Mexican authorities have found the four US citizens who went missing on Friday in Matamoros, Tamaulipas. Two are dead, another one is badly injured and a fourth is reported to be in good condition. The governor of Tamaulipas, Américo Villarreal, broke the news via phone call at the morning press conference of President Andrés Manuel López Obrador. The Secretary of Security and Citizen Protection, Rosa Icela Rodríguez, reported that one person has been arrested in connection with the kidnappings.
Almost two hours into the president’s morning press conference, a journalist asked him about the case of the missing Americans, which was threatening to unleash a major diplomatic conflict with the United States. On Monday the White House had alluded to the matter and described it as unacceptable. Moreover, on Sunday, the FBI had offered a reward for clues that could lead to the whereabouts of the four US citizens.
When asked about the status of the search, the Mexican president consulted with Rodríguez, who had just received a call from Governor Villarreal, informing her of the discovery. Rodríguez passed the phone over to López Obrador, who put it on speakerphone: “About an hour ago we were notified that there were indications that [four US citizens] had been spotted. And 35 minutes ago it was confirmed by the Prosecutor’s Office,” Villarreal said.
According to the Attorney General of Tamaulipas, the two survivors have been handed over to the FBI at the international bridge that connects Matamoros with Brownsville, Texas. A source close to the agency confirmed that the two survivors are a woman, Latavia McGee, and a man, Eric James Willliams. Once they were back on US soil, the survivors were transported to a hospital in Texas, according to the Associated Press. The families of the two deceased Americans will have to wait for the repatriation of their bodies.
The four Americans - three men and one woman - had traveled to Mexico from South Carolina, according to media reports.

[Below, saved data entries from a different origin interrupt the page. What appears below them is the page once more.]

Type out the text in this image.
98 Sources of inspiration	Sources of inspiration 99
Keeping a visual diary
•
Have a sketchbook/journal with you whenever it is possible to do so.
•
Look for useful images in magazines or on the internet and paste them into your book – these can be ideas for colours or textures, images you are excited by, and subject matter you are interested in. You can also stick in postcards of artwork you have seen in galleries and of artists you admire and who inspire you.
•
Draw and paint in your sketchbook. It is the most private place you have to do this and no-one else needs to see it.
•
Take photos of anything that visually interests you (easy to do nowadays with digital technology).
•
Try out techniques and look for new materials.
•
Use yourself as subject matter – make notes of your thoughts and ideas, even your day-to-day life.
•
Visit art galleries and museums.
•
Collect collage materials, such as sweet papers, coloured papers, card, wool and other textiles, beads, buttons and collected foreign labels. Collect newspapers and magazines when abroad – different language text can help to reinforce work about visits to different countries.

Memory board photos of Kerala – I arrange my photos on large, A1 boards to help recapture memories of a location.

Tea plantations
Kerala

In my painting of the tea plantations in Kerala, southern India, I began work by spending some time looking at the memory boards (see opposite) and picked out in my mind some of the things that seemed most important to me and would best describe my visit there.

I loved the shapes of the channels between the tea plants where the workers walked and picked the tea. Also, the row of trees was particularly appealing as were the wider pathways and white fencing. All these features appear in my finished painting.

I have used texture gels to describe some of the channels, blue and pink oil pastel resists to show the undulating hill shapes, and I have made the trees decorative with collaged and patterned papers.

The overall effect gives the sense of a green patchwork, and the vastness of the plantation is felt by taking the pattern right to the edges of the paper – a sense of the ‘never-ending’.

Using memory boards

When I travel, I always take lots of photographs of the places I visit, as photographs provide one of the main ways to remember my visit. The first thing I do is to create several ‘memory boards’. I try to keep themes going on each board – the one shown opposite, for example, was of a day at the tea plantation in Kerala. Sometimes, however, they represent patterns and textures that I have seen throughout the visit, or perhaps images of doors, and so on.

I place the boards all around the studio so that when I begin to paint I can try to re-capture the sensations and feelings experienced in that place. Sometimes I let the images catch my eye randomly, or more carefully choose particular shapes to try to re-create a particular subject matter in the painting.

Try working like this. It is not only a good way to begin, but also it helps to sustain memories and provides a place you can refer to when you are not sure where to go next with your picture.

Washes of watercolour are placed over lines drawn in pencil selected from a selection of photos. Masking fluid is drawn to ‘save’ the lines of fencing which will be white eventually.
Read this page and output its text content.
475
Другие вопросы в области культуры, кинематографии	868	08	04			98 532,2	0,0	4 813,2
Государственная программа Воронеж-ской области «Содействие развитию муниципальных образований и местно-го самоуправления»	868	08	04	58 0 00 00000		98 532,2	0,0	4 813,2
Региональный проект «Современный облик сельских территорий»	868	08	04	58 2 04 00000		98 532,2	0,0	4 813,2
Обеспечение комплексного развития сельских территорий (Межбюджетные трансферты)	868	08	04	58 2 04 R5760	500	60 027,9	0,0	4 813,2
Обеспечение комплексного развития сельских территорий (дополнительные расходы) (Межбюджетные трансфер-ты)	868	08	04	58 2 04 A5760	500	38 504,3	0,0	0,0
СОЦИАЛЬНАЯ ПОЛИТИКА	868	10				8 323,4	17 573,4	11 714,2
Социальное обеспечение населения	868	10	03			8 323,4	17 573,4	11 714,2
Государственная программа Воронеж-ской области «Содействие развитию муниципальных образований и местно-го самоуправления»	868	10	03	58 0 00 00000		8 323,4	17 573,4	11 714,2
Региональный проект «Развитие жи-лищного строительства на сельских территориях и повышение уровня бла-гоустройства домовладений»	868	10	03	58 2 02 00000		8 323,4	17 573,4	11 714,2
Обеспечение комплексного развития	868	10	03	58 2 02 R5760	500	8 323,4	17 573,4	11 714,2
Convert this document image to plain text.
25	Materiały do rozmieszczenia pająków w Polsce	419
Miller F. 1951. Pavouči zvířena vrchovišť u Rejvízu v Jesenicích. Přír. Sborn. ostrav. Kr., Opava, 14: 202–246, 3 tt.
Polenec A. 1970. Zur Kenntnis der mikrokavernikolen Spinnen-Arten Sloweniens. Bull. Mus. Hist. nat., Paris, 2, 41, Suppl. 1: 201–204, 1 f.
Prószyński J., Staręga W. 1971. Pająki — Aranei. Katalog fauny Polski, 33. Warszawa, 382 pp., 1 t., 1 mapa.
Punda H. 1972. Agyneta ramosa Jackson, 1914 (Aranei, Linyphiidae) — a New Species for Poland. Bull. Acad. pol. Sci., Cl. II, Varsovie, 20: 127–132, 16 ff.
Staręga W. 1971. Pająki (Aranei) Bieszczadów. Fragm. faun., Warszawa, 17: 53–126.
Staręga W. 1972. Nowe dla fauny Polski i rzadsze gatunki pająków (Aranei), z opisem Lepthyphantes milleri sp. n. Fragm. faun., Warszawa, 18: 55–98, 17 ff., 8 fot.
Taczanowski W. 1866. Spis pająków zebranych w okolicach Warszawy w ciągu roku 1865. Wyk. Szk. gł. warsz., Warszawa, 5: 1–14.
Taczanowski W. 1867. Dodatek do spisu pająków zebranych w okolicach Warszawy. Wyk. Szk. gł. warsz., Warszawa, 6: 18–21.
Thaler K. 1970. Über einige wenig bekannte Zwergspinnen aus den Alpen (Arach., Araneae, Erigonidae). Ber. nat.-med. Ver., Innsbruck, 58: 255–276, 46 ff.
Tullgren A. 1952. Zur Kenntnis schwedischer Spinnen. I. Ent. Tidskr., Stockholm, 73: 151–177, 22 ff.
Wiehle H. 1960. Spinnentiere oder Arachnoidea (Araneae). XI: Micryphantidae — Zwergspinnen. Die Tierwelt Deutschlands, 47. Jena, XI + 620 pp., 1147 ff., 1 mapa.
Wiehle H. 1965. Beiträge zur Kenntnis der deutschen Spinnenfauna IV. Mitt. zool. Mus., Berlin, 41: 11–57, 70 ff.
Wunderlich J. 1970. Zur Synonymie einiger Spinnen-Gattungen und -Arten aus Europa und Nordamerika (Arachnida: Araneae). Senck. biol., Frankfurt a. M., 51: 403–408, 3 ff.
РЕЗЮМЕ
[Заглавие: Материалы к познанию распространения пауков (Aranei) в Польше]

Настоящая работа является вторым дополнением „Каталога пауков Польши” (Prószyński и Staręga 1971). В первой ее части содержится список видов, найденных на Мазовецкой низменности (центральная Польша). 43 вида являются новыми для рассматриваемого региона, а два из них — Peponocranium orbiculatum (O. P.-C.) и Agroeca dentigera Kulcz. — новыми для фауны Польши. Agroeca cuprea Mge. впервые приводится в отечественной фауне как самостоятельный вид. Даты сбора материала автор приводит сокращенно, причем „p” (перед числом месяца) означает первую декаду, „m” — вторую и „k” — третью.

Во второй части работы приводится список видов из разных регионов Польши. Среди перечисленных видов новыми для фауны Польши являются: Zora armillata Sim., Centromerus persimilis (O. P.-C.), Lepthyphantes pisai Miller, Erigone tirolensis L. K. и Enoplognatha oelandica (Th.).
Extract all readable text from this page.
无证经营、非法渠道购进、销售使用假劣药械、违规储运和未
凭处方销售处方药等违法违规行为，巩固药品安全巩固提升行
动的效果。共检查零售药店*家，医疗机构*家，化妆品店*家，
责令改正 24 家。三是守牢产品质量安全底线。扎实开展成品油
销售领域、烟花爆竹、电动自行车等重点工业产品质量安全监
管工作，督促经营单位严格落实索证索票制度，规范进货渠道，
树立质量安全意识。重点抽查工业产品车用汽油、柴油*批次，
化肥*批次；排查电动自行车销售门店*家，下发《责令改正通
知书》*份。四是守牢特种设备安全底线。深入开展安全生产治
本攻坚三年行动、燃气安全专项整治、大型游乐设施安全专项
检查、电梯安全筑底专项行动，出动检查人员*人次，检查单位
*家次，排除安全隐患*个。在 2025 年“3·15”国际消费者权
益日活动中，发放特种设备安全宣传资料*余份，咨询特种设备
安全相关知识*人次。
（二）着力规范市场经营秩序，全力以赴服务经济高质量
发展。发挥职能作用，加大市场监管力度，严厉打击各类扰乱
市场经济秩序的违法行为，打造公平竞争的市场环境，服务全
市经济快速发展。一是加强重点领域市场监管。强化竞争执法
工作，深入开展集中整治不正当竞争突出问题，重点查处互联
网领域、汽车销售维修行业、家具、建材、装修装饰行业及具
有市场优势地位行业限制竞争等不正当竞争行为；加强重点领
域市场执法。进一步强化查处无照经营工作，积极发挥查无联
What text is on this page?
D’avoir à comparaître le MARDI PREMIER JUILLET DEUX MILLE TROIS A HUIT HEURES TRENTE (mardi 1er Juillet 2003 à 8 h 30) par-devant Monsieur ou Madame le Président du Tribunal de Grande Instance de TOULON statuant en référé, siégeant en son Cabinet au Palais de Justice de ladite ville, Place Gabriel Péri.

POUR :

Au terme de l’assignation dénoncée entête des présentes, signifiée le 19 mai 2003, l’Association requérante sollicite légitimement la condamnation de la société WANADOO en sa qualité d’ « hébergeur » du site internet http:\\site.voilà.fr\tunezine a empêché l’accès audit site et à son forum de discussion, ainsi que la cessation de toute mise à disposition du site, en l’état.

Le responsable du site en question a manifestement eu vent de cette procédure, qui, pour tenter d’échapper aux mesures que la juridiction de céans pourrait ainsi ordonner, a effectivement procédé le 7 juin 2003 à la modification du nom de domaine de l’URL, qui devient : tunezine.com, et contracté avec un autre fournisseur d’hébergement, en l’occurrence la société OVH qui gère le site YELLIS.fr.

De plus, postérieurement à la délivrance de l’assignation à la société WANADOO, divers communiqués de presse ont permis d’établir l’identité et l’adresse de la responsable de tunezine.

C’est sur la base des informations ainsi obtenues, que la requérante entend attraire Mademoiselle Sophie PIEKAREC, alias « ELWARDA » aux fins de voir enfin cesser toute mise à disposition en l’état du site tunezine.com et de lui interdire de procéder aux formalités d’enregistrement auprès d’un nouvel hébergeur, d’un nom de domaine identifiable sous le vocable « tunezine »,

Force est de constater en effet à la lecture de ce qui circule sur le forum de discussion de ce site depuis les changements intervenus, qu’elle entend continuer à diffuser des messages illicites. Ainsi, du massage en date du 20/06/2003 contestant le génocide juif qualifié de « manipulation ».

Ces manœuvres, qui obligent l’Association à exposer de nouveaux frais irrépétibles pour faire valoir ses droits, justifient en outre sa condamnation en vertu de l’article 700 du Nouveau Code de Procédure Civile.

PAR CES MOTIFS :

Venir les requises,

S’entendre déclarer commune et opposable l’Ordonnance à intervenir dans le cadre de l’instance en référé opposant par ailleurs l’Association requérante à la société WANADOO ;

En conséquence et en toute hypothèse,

As reported by CNN, the woman, Latavia McGee, 33, had a doctor’s appointment in Matamoros on Friday to undergo cosmetic surgery on her abdomen. In Mexico, such operations are cheaper than north of the border. The other three, Shaeed Woodard, Zindell Brown and Eric James Williams, were friends accompanying her.
John Kirby, spokesman for the White House National Security Advisor, said in a call with journalists Tuesday morning that any attack on US citizens is “unacceptable.” He expressed his “deepest condolences” to the families and said that now the efforts of the US authorities, who are in “permanent contact with the Mexican authorities”, are focused on the “safe repatriation” of the two bodies, and on the “health of the [two] survivors”. Kirby did not give further details about the deceased, because Washington’s desire, he added, is to “respect the safety and privacy” of the families. He also promised that the Justice Department would expand on the information later in the day.
The State Department has updated its warning to travelers to Tamaulipas, classifying it as a Level 4 location – the highest travel advisory designation – and urges fellow citizens to avoid the region. “Heavily armed members of criminal groups often patrol areas of the state and operate with impunity particularly along the border region from Reynosa to Nuevo Laredo. In these areas, local law enforcement has limited capacity to respond to incidents of crime,” the US government website warns.
Since Friday, videos of the kidnapping began circulating on social media. After shooting at the van in which the four friends were traveling, the attackers grabbed the bodies, some unconscious, and threw them in the bed of a pickup truck. The images shared online showed the woman, who was conscious, being pushed into the criminals’ vehicle. Two days later, on Sunday, the FBI confirmed that they were US citizens.
So far, in addition to two of the four Americans, a Mexican woman also died as a result of the shootings on Friday. Media outlets, citing former US law enforcement officials, reported this week that the criminals behind the attack and kidnapping are allegedly part of the Escorpión group, a faction of the Gulf Cartel. Mexican authorities have not provided any information on this matter. The city where the incident took place, Matamoros, is known as the cradle of the Gulf Cartel.